Apple Addresses MacBook Pro Throttling Controversy After Working With YouTuber Dave Lee
Apple today responded to the throttling controversy surrounding the latest MacBook Pro models, noting that excessive performance degradation under extended workloads is the result of a software bug, with a fix rolling out now in the form of a Supplemental Update for macOS High Sierra 10.13.6.
MacRumors received the following statement from an Apple spokesperson:
Following extensive performance testing under numerous workloads, we've identified that there is a missing digital key in the firmware that impacts the thermal management system and could drive clock speeds down under heavy thermal loads on the new MacBook Pro.
A bug fix is included in today's macOS High Sierra 10.13.6 Supplemental Update and is recommended. We apologize to any customer who has experienced less than optimal performance on their new systems.
Customers can expect the new 15-inch MacBook Pro to be up to 70% faster, and the 13-inch MacBook Pro with Touch Bar to be up to 2X faster, as shown in the performance results on our website.
The controversy began a week ago, when YouTube tech guru Dave Lee shared a video demonstrating that the new 15-inch MacBook Pro, maxed out with a six-core Intel Core i9 processor, was unable to maintain its base 2.9GHz clock speed while rendering a five-and-a-half minute 5K video in Adobe Premiere Pro.
In fact, the previous-generation 15-inch MacBook Pro with a Core i7 processor rendered the video in around 10 percent less time, a fact that wasn't well received by customers, some of which threatened to cancel their orders.
Apple says the bug affected performance on not only the high-end 15-inch MacBook Pro configured with a six-core Intel Core i9 processor, which has faced the most extreme throttling in tests, but also quad-core Core i7 and Core i5 configurations, extending to the latest 13-inch MacBook Pro with Touch Bar models.
Some amount of throttling is to be expected on notebooks under heavy thermal workloads, especially ones as thin as the MacBook Pro. Lee, however, argued it is the degree of throttling he experienced that is unacceptable.
Apple says it contacted Lee within 48 hours after he published his video, working with him to replicate his workflow. Apple eventually set up a system with a similar workflow, applied the fix, and both the 15-inch and 13-inch models then matched Apple's advertised performance rates.
A flurry of other YouTube videos and tests surfaced in the ensuing days, with mixed results based on varying workloads.
Marques Brownlee, who hosts the popular channel MKBHD, said the 15-inch MacBook Pro with a Core i9 exported his 8K sample video about 15 percent quicker than the previous 15-inch MacBook Pro with a Core i7. Faruk Korkmaz, who runs the YouTube channel iPhonedo, also found the Core i9 to perform "fantastic."

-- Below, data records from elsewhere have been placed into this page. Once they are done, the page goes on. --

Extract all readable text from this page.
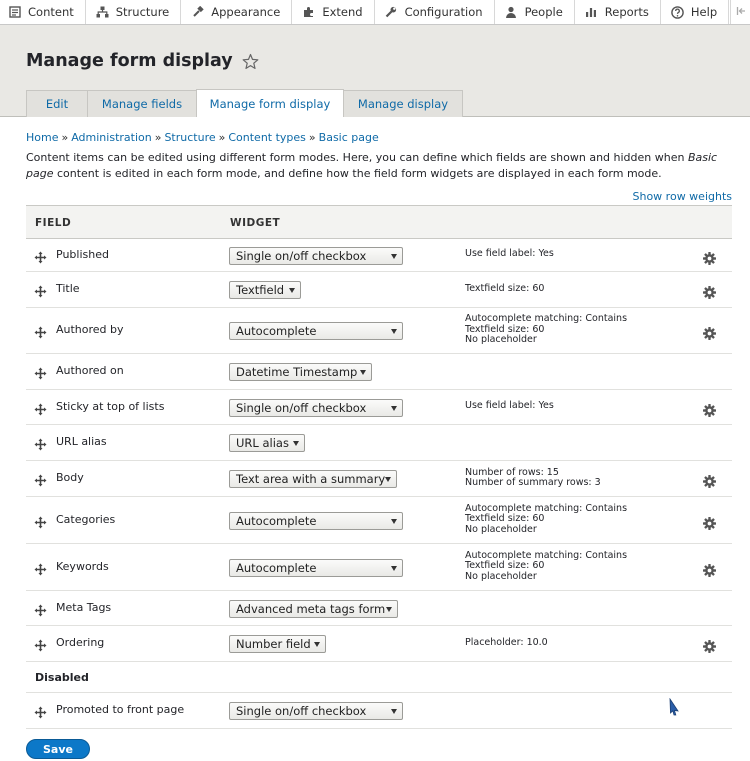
Content	Structure	Appearance	Extend	Configuration	People	Reports	Help
Manage form display
Edit	Manage fields	Manage form display	Manage display
Home » Administration » Structure » Content types » Basic page
Content items can be edited using different form modes. Here, you can define which fields are shown and hidden when Basic page content is edited in each form mode, and define how the field form widgets are displayed in each form mode.
Show row weights
FIELD	WIDGET
Published	Single on/off checkbox	Use field label: Yes
Title	Textfield	Textfield size: 60
Authored by	Autocomplete
Autocomplete matching: Contains
Textfield size: 60
No placeholder
Authored on	Datetime Timestamp
Sticky at top of lists	Single on/off checkbox	Use field label: Yes
URL alias	URL alias
Body	Text area with a summary	Number of rows: 15
Number of summary rows: 3
Categories	Autocomplete
Autocomplete matching: Contains
Textfield size: 60
No placeholder
Keywords	Autocomplete
Autocomplete matching: Contains
Textfield size: 60
No placeholder
Meta Tags	Advanced meta tags form
Ordering	Number field	Placeholder: 10.0
Disabled
Promoted to front page	Single on/off checkbox
Save
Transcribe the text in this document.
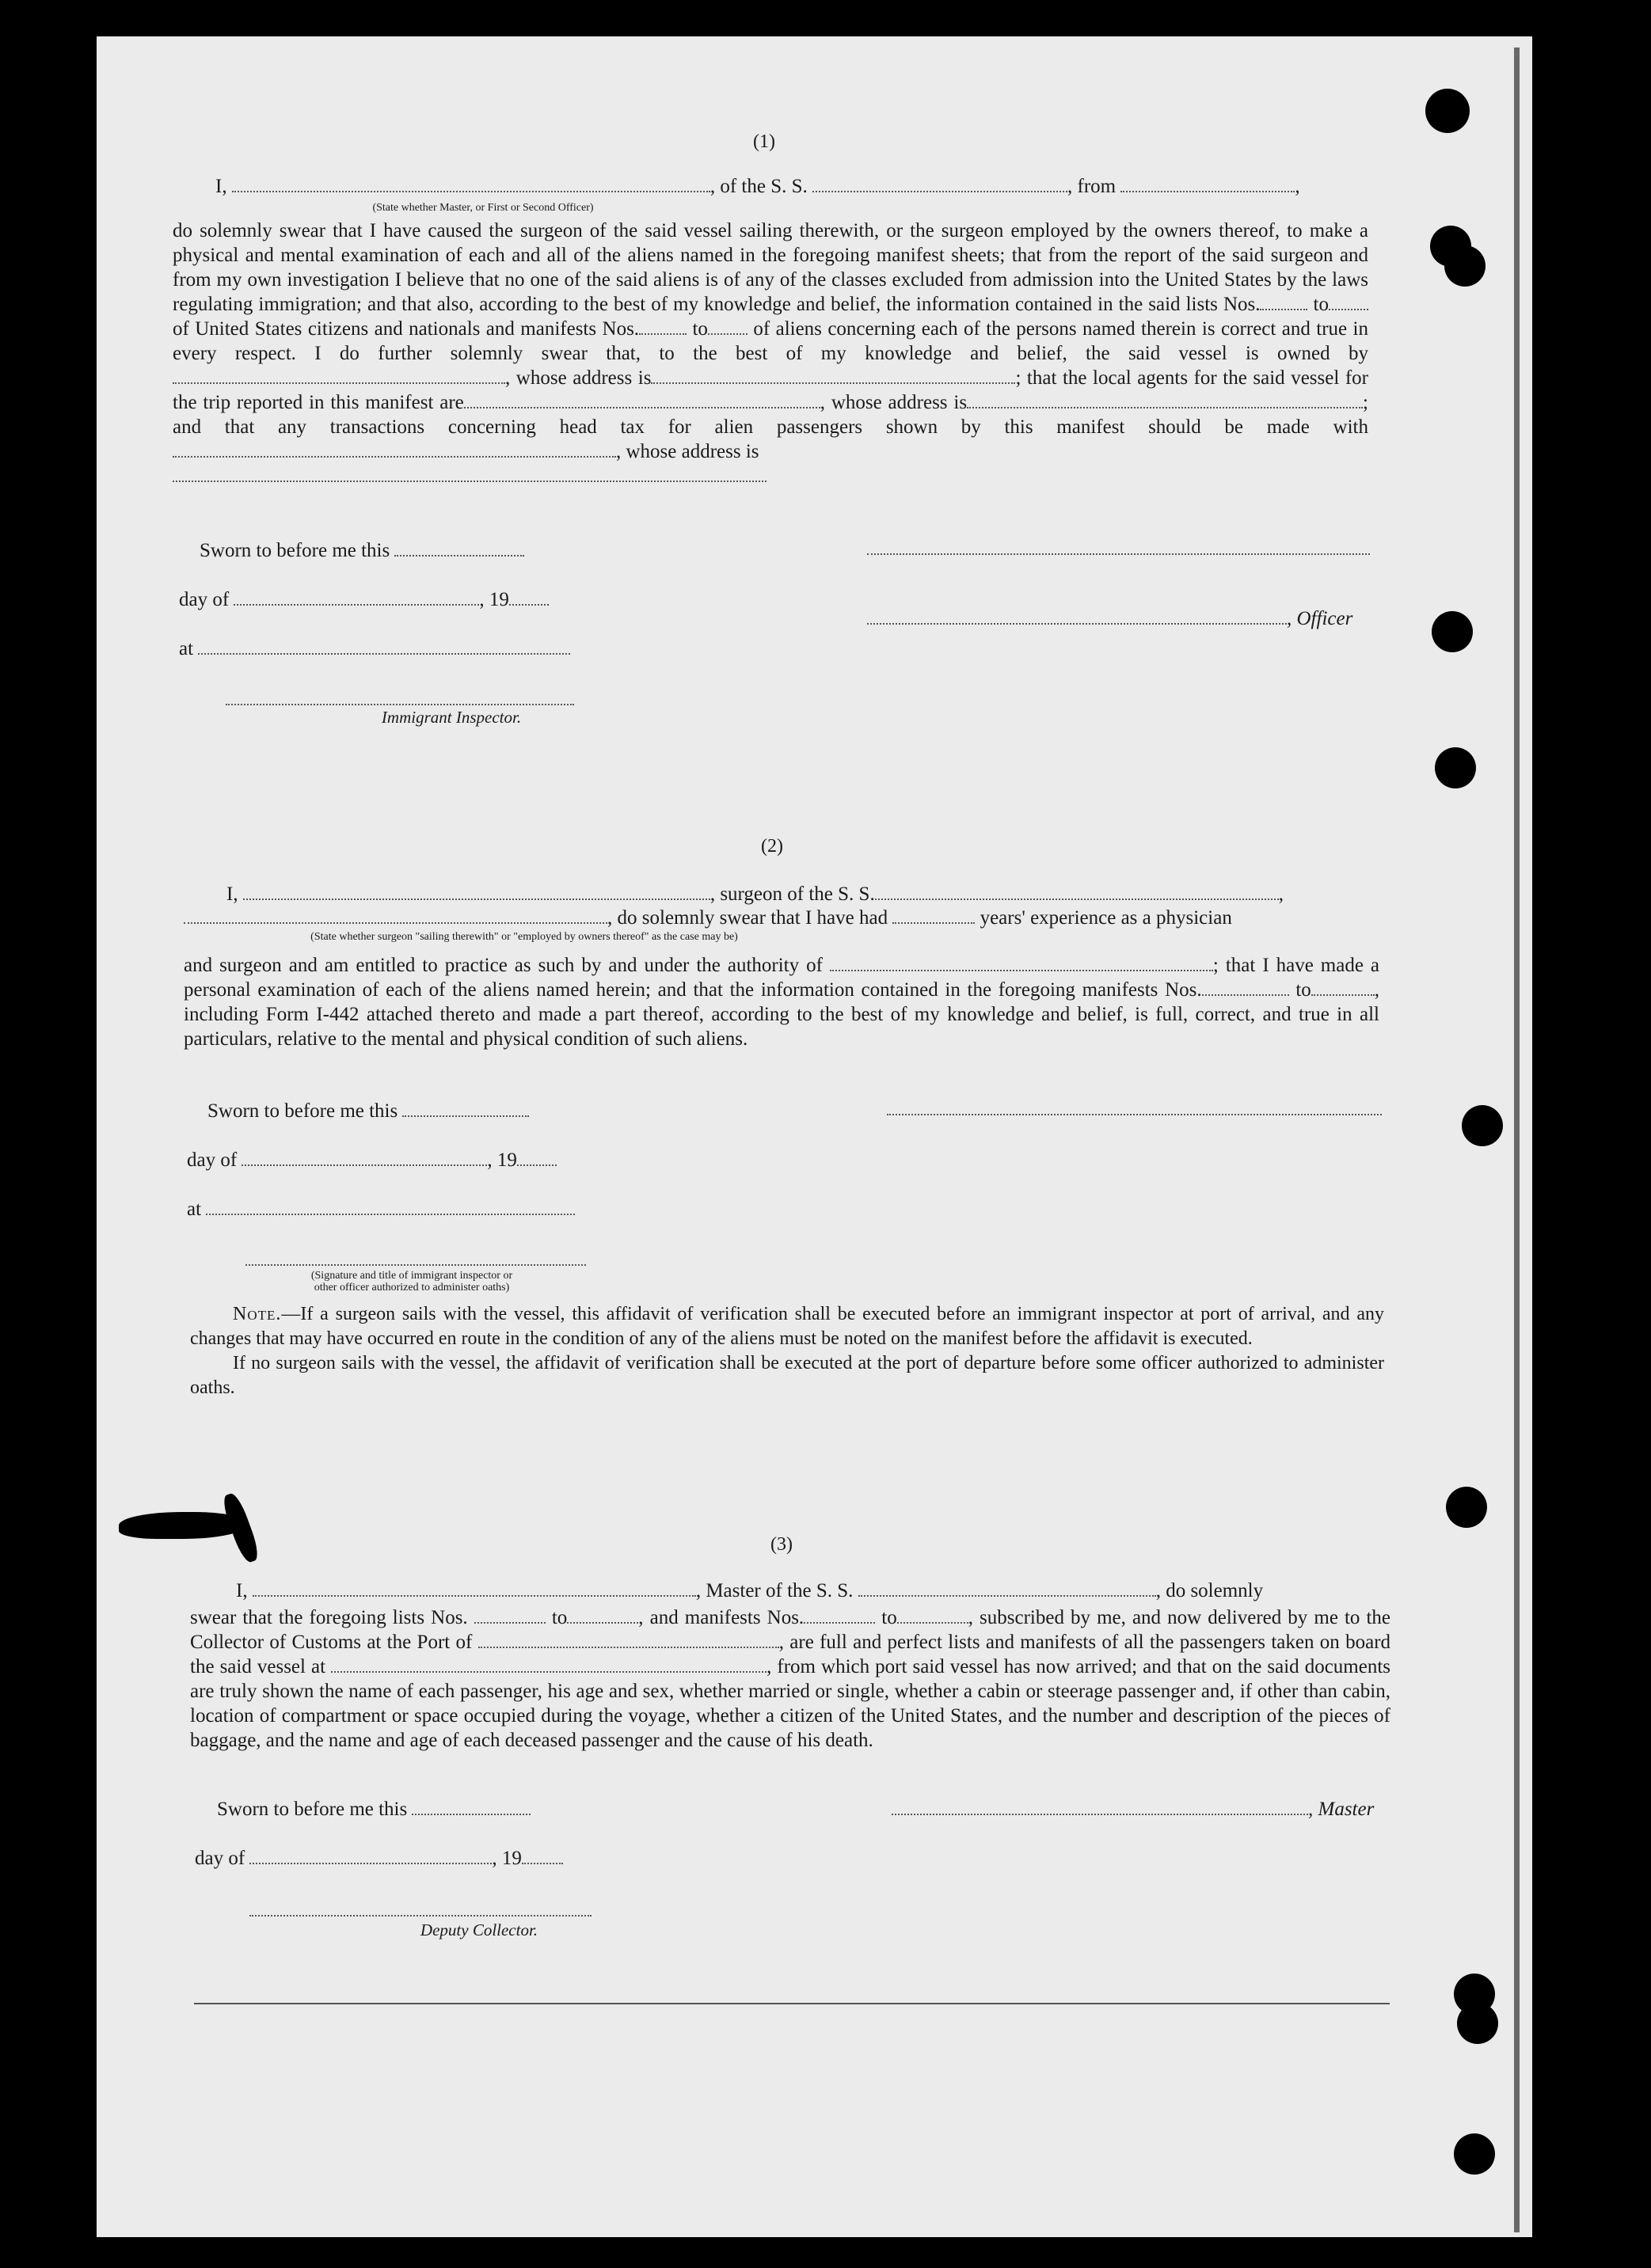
(1)
I,	, of the S. S.	, from	,
(State whether Master, or First or Second Officer)

do solemnly swear that I have caused the surgeon of the said vessel sailing therewith, or the surgeon employed by the owners thereof, to make a physical and mental examination of each and all of the aliens named in the foregoing manifest sheets; that from the report of the said surgeon and from my own investigation I believe that no one of the said aliens is of any of the classes excluded from admission into the United States by the laws regulating immigration; and that also, according to the best of my knowledge and belief, the information contained in the said lists Nos.	to of United States citizens and nationals and manifests Nos.	to of aliens concerning each of the persons named therein is correct and true in every respect. I do further solemnly swear that, to the best of my knowledge and belief, the said vessel is owned by, whose address is	; that the local agents for the said vessel for the trip reported in this manifest are	, whose address is	; and that any transactions concerning head tax for alien passengers shown by this manifest should be made with, whose address is

Sworn to before me this
day of	, 19
, Officer
at
Immigrant Inspector.
(2)
I,	, surgeon of the S. S.	,
, do solemnly swear that I have had	years' experience as a physician
(State whether surgeon "sailing therewith" or "employed by owners thereof" as the case may be)

and surgeon and am entitled to practice as such by and under the authority of	; that I have made a personal examination of each of the aliens named herein; and that the information contained in the foregoing manifests Nos.	to	, including Form I-442 attached thereto and made a part thereof, according to the best of my knowledge and belief, is full, correct, and true in all particulars, relative to the mental and physical condition of such aliens.

Sworn to before me this
day of	, 19
at
(Signature and title of immigrant inspector or
other officer authorized to administer oaths)

Note.—If a surgeon sails with the vessel, this affidavit of verification shall be executed before an immigrant inspector at port of arrival, and any changes that may have occurred en route in the condition of any of the aliens must be noted on the manifest before the affidavit is executed.

If no surgeon sails with the vessel, the affidavit of verification shall be executed at the port of departure before some officer authorized to administer oaths.

(3)
I,	, Master of the S. S.	, do solemnly

swear that the foregoing lists Nos.	to	, and manifests Nos.	to	, subscribed by me, and now delivered by me to the Collector of Customs at the Port of	, are full and perfect lists and manifests of all the passengers taken on board the said vessel at	, from which port said vessel has now arrived; and that on the said documents are truly shown the name of each passenger, his age and sex, whether married or single, whether a cabin or steerage passenger and, if other than cabin, location of compartment or space occupied during the voyage, whether a citizen of the United States, and the number and description of the pieces of baggage, and the name and age of each deceased passenger and the cause of his death.

Sworn to before me this	, Master
day of	, 19
Deputy Collector.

Apple for its part said it never experienced any issues with excessive performance degradation in its pre-production testing of the 2018 MacBook Pro, completed in June. The company did identify what it calls an isolated bug after digging deeper, and came up with what it calls a simple fix.
To be expected, Apple also talked up the new MacBook Pro, noting how most of what it has been hearing about the notebook from customers—including many professionals—has been very positive, including about performance.
Prior to Apple acknowledging this bug, speculation had mounted as to possible causes. One user believes that the throttling may have related to the power delivery chip, known as a voltage regulation module, reporting an over-power condition, throttling the CPU clock speed to scale back power.
In any case, it appears that Apple has addressed the problem.